State Watch

Dozens of Maryland nursing homes fined over COVID-19 reports

Maryland has reportedly fined at least 24 nursing homes in the state for failure to disclose information on coronavirus deaths and infections in their facilities.

Letters and reports dating back to the beginning of March indicate the state’s Office of Health Care Quality fined 24 Medicare-certified facilities between $250 and $750 in early May for violating an executive order by Gov. Larry Hogan (R) that required them to provide the state with data daily, according to The Washington Post.

Fran Phillips, the state’s deputy secretary for public health, said that the fines have been associated with a nearly 100 percent increase in compliance with reporting, the Post noted, saying it went from 50 percent to about 98 percent after the fines were levied.

The documents include reports that cover infection control problems found in nine emergency preparedness surveys conducted in late April and early May by the Centers for Medicare & Medicaid Services (CMS).
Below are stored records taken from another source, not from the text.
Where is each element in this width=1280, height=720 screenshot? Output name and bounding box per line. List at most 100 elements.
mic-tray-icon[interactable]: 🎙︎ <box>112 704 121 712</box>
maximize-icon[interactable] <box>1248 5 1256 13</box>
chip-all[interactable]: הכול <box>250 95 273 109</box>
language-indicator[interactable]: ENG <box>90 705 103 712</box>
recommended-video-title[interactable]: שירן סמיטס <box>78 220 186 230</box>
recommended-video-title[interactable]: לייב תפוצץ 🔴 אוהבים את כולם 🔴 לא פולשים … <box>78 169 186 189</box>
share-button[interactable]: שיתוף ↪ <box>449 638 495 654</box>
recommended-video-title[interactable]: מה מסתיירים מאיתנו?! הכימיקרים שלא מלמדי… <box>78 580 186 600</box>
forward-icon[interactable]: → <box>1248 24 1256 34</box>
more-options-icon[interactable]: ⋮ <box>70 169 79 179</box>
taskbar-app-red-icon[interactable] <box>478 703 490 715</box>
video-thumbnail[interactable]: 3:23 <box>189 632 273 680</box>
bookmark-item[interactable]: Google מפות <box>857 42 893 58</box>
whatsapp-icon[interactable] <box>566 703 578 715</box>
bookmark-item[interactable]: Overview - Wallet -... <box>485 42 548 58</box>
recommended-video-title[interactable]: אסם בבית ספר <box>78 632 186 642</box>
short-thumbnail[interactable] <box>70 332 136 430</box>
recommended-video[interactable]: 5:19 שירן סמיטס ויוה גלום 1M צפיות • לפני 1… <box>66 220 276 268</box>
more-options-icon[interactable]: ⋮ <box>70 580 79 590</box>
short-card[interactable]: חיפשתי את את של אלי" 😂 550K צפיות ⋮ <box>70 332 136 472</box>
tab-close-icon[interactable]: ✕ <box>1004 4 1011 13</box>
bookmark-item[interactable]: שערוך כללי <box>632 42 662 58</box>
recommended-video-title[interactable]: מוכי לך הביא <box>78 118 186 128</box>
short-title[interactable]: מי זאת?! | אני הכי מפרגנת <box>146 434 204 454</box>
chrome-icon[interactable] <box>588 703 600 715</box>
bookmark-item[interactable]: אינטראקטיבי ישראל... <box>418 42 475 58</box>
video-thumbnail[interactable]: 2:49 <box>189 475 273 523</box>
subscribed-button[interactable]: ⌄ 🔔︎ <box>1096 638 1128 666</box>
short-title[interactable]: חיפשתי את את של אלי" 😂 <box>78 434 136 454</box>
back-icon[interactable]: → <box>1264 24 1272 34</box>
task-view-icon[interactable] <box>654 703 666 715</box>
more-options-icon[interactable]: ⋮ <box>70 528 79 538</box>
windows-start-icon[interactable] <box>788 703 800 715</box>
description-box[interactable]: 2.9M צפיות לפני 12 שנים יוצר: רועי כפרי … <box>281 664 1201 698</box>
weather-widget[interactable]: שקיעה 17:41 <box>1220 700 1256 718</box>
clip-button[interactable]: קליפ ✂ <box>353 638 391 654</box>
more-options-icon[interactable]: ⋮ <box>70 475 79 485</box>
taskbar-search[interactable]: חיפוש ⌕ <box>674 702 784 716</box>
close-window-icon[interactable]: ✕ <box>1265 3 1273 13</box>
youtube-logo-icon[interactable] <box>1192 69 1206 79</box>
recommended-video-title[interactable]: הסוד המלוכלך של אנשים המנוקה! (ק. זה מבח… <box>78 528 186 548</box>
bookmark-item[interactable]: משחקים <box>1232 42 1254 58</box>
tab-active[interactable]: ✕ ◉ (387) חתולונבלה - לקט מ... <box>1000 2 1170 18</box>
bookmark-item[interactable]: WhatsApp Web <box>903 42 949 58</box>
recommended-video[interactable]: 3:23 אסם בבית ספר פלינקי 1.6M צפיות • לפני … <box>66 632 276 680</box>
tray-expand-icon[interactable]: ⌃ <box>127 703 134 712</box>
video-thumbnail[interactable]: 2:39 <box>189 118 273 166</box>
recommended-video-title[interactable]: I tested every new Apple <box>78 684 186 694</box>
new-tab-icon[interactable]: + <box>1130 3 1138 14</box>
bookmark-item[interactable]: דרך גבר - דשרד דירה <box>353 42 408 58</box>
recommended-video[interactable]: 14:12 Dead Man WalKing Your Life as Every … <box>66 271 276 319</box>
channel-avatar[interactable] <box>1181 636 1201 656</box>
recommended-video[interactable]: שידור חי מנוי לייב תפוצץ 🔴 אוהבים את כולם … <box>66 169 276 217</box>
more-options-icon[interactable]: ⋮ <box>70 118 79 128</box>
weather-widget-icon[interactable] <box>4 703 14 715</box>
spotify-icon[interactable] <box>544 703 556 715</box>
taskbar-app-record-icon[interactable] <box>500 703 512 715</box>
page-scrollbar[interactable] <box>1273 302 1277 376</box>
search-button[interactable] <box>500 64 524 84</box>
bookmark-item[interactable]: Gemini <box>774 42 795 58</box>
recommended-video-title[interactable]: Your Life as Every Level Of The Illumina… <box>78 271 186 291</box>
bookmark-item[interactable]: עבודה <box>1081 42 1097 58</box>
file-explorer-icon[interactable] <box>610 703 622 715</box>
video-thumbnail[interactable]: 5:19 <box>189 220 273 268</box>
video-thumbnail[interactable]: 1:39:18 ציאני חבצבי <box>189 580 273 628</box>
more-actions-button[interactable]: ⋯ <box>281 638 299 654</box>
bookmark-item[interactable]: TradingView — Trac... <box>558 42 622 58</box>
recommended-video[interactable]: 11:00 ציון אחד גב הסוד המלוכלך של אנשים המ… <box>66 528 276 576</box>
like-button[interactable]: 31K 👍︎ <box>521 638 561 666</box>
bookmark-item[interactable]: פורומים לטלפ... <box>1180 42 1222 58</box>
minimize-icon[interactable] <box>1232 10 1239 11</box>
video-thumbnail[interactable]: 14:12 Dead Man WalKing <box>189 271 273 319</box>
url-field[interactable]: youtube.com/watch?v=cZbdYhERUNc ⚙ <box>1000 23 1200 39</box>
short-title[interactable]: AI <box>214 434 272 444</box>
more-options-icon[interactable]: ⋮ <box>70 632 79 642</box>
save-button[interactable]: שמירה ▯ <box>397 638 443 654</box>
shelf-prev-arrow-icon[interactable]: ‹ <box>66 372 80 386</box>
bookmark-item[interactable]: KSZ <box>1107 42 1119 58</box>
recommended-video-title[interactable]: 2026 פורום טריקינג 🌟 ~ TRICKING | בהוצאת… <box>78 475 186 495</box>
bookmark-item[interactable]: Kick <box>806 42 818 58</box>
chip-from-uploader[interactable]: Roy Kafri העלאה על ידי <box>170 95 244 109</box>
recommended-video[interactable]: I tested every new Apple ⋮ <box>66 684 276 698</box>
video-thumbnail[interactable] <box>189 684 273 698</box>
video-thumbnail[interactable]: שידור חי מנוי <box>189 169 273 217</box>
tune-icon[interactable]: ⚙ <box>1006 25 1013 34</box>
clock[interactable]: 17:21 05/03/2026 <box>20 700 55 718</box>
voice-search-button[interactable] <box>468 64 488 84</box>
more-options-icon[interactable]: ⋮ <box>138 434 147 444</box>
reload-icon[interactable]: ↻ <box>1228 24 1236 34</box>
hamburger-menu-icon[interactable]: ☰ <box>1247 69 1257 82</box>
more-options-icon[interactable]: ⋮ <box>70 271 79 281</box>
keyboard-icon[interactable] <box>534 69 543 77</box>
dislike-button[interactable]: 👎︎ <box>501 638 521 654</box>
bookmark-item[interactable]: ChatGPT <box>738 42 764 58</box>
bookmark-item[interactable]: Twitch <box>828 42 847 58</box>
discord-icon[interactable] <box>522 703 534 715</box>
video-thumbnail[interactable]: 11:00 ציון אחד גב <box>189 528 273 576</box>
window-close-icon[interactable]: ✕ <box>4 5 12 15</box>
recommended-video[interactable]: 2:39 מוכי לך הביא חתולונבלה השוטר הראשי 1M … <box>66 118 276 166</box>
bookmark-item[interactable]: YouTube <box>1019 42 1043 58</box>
Mike Ricci, a spokesman for Hogan, told the Post that as of Friday evening, 11,999 staff and residents at Maryland long-term care facilities have been infected with the virus, while the death toll of more than 1,700 in the facilities comprises 60 percent of total mortality in the state.

While Phillips said nursing homes received a several-day grace period after the reporting system went online before fines took effect, Joseph DeMattos, president of the Health Facilities Association of Maryland, told the Post that the state did not acknowledge documents were filed in the initial weeks following the order, complicating facilities’ efforts to make sure the state had received their data.

“There likely were instances where nursing homes did not file the … report on time because they were actually focused on real-time hands-on care,” DeMattos said.

The state provided the Post with the results of nine CMS preparedness surveys and found that five facilities were in compliance and another four were not. Phillips told the Post she was unsure whether the nine facilities were the only ones CMS surveyed.